Rollstuhlbasketballerin Lena Knippelmeyer

Rollstuhlbasketball verliere an Inklusivität

Laut Lang verliert die populärste Behindertensportart an Inklusivität. "Angesichts der Klassifizierung wird der Sport nicht inklusiver, ganz im Gegenteil. Es bringt viel durcheinander und macht es mir und anderen 4,5-Punkte-Spielerinnen schwer, sich voll und ganz auf den Sport konzentrieren zu können." Die Münchnerin kritisiert den Umgang mit Athlet:innen, zugleich aber auch die ganzheitliche Entwicklung des Rollstuhlbasketballs auf internationaler Ebene und blickt dabei auf die anstehende Qualifikation für die Paralympics 2024.

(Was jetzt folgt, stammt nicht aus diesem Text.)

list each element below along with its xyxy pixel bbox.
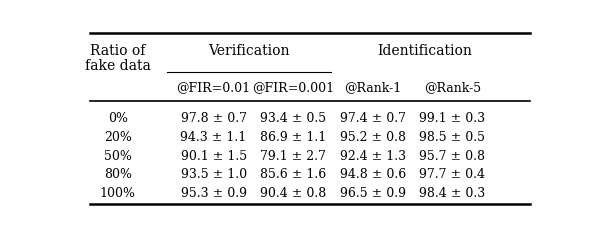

Weniger Startplätze für Paris 2024

Am 19. November 2021 gab das IPC in einer Pressemitteilung bekannt, dass die Anzahl der startberechtigten Teams für die Paralympics 2024 von 12 auf acht reduziert wird. "Dies trägt zur Effizienzsteigerung für die Organisatoren bei, fördert die Geschlechterparität und erhöht die Wettbewerbschancen für Athleten in anderen Sportarten", argumentiert IPC-Präsident Parsons. "Absolut unverständlich", findet Katharina Lang. Damit gefährde das IPC die Popularität des Rollstuhlbasketballs, welcher als Publikumsmagnet der Paralympics gilt.

Darüber will sich die 28-Jährige jedoch nicht den Kopf zerbrechen. Vielmehr wolle sie ihren Fokus auf die neue Bundesliga-Saison richten und sich mit 3x3-Rollstuhlbasketball vertraut machen. Eine Sportart, die (noch) nicht Teil des IPC ist.